Lot to be cleared outlined in red
-red spraypaint is semi unloading ramp
-Yellow spray paint is where some minimal snow can go (2-3 storms)
-Pink is where any amount of stacking can go
-Pink strip is sidewalk needing to be cleaned, 4'x~30'
-1" trigger, salt on "on-call" basis

LOT B









Lot to be cleared outlined in red
-Yellow is minimal piled snow
-Pink most snow will go here
-pink by building is side walk/patio needing to be cleaned, 200sq ft.
-1" trigger, salt and plow included

I know these are small but I'm still getting the hang of seasonals. Whats your seasonal and how long to do think it will take. Ill tell you higher or lower.


----------



## got-h2o (Sep 26, 2008)

$2500 ea
...................


----------



## grandview (Oct 9, 2005)

6500.00 plus the salt.for both.


----------



## Longae29 (Feb 15, 2008)

Clever spin on how much should I charge....$6501.00


----------



## NorthernSvc's (Mar 12, 2006)

$6599.00 ... come on no whamie no whamie...


----------



## andersman02 (May 5, 2012)

got-h2o;1655705 said:


> $2500 ea
> ...................


Higher. Im figuring 45 mins per place, will be completely open when plowing


----------



## kimber750 (Sep 19, 2011)

andersman02;1655756 said:


> Higher. Im figuring 45 mins per place, will be completely open when plowing


It only snows at night there? I guess $2,999.99 each


----------



## Buswell Forest (Jan 11, 2013)

8400 a year, both.


----------



## andersman02 (May 5, 2012)

kimber750;1655765 said:


> It only snows at night there? I guess $2,999.99 each


Yes, It only snows at night here in MN. Higher


----------



## Sawboy (Dec 18, 2005)

Longae29;1655716 said:


> Clever spin on how much should I charge....$6501.00


My thoughts exactly


----------



## BC Handyman (Dec 15, 2010)

5g's each plus salt


----------



## andersman02 (May 5, 2012)

BC Handyman;1655821 said:


> 5g's each plus salt


Its kind of a how much should I bid to be honest.We already have the contracts and price set though. Im thinking I came in low if what you guys are saying is based off 14 events a season.

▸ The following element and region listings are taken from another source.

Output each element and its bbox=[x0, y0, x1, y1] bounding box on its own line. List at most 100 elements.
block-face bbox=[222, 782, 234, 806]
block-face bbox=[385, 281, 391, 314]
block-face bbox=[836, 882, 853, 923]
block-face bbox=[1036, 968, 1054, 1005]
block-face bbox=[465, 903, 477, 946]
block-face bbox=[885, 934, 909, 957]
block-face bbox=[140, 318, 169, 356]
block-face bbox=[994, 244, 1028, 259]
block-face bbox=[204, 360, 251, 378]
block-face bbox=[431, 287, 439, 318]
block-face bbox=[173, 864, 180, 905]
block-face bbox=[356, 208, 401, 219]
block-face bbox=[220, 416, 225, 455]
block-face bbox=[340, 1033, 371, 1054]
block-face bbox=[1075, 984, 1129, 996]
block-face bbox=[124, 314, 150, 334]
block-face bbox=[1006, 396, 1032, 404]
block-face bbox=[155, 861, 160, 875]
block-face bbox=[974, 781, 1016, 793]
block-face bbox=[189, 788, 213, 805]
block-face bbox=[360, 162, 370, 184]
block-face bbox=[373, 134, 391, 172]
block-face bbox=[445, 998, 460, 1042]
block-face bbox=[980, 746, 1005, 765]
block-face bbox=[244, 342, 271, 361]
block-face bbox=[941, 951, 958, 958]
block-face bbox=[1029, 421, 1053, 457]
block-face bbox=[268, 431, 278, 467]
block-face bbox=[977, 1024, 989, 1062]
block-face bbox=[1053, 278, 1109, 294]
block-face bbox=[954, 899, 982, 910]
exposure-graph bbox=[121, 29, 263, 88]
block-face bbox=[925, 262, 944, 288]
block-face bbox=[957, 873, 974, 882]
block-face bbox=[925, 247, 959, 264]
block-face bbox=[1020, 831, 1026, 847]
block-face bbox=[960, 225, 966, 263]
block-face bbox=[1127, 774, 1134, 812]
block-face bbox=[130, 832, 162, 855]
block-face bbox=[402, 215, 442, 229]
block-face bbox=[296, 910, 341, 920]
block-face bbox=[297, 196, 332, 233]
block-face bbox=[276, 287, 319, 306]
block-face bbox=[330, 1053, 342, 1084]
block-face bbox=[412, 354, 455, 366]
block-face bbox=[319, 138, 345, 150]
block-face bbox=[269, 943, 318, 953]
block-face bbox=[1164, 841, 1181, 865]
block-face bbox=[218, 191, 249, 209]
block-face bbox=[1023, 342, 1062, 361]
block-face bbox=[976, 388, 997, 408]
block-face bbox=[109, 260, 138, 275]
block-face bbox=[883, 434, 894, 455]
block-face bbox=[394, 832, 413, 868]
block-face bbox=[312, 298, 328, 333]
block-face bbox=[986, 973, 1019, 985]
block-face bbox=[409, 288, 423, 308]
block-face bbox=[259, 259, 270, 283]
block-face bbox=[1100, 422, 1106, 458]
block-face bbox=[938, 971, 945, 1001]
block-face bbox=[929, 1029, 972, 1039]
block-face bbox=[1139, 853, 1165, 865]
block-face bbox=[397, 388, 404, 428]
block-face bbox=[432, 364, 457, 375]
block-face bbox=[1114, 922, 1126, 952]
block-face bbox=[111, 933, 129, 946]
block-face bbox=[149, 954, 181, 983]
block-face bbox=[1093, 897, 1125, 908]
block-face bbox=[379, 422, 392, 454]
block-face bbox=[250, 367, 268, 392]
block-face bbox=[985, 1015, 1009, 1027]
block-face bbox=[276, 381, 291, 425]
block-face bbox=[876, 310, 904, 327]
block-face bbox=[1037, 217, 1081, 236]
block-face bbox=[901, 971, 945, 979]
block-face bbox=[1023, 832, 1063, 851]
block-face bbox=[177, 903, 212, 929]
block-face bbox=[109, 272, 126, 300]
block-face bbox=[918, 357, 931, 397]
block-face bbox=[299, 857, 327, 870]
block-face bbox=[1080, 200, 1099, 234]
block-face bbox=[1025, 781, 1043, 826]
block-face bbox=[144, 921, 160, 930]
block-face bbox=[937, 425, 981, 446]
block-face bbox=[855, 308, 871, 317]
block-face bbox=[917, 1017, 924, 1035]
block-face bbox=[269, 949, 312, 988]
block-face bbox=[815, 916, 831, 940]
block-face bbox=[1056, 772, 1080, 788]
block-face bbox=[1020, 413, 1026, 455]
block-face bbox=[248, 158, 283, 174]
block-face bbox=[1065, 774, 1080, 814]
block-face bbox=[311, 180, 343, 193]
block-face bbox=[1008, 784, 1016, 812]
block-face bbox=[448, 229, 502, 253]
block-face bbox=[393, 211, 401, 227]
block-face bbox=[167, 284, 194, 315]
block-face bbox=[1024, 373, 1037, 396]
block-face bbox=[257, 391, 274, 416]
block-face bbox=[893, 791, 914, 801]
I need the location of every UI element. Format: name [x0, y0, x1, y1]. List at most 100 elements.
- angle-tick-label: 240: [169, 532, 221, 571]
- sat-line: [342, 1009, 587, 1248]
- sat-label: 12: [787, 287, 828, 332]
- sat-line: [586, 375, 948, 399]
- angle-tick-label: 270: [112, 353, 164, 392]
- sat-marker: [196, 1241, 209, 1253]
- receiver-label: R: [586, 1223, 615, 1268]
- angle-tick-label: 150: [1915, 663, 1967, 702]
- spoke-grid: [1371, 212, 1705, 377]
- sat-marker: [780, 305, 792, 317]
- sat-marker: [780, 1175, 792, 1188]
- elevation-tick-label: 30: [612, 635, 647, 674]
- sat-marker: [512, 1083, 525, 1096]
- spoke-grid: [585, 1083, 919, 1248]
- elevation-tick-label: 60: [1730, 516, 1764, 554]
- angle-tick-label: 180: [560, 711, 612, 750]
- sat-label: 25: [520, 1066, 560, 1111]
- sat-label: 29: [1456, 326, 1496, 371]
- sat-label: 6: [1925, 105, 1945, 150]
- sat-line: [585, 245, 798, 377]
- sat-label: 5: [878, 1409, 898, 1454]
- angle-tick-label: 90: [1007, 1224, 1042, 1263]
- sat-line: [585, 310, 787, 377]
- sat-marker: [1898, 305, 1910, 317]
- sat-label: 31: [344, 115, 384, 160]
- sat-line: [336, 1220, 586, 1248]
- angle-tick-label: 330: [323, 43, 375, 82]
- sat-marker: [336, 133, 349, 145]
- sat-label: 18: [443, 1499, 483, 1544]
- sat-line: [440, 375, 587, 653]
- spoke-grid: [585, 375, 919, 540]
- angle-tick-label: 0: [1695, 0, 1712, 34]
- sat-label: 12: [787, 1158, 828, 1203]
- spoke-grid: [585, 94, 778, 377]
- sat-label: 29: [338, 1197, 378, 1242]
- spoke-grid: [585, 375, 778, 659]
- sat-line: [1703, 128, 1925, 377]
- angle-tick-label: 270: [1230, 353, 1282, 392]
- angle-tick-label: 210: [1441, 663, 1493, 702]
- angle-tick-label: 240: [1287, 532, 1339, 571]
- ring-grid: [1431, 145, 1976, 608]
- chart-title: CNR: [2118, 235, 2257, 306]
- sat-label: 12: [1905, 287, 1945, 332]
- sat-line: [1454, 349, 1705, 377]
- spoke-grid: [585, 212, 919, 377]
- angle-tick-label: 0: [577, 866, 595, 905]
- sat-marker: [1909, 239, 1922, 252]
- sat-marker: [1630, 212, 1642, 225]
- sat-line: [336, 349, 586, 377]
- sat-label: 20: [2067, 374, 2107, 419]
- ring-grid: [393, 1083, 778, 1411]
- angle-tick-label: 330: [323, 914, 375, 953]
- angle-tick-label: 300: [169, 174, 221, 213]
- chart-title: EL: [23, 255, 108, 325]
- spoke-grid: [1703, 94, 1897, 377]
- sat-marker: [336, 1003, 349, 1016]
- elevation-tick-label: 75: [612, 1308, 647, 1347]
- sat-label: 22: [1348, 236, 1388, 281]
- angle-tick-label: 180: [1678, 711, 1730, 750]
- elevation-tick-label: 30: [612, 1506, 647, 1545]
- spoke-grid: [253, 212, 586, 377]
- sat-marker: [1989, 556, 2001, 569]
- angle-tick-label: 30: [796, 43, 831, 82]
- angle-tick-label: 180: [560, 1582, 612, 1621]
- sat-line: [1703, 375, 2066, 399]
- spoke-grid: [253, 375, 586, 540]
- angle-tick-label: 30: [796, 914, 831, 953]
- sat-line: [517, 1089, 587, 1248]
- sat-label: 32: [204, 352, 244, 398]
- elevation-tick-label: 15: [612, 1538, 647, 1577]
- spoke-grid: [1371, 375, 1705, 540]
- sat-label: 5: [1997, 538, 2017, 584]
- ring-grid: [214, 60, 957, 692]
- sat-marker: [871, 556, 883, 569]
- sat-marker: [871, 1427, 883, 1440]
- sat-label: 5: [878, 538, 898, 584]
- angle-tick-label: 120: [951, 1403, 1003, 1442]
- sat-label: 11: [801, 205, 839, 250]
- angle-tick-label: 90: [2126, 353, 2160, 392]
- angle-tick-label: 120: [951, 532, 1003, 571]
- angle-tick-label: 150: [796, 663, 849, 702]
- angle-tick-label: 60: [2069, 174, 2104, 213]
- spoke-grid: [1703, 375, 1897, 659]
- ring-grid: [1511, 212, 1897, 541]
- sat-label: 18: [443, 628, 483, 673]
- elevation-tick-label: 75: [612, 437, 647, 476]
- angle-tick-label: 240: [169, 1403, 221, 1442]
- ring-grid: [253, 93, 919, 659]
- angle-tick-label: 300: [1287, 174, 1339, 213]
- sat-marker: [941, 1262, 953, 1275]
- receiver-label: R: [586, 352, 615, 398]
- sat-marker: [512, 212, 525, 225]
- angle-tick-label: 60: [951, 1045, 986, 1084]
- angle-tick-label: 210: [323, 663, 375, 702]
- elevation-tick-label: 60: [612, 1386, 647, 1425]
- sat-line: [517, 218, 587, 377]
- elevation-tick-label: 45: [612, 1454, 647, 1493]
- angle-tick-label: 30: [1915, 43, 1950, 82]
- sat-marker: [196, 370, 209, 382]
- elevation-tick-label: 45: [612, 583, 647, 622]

Lower than 5g each w/ salt, higher then 3g each with salt


----------



## BC Handyman (Dec 15, 2010)

so you got them for $3500-$4000 range I'm guessing, for a 14 event area I dont think you did bad, atleast you didnt bid 2g's each.


----------



## MK97 (Oct 9, 2013)

Rookies, I will go $1 Bob 

1" trigger is pretty good. Don't think I have seen any that do it for that accumulation here. Wouldn't mind that type of job, all mine include slaloming light poles.


----------



## andersman02 (May 5, 2012)

Usually its give or take depending on the type of snow, real light fluffy might get skipped or just salt if its 1.5", a nasty .5" slush might get plowed. Typical stuff, they know about this before hand. You guys mainly 2" triggers?


----------



## BC Handyman (Dec 15, 2010)

for me alot of 2", some 1", some 3" a couple zero tol accounts.


----------



## Chineau (Aug 24, 2010)

The second property looks similar to one of mine 4000.00 is very close, zero tolerance on the sidewalk at my property. I like those ones if there is a snow flake get rid of it "yes ma'am".


----------



## REAPER (Nov 23, 2004)

Never bid "salt on call only". 

$1,000,000 2 year seasonal contract.


----------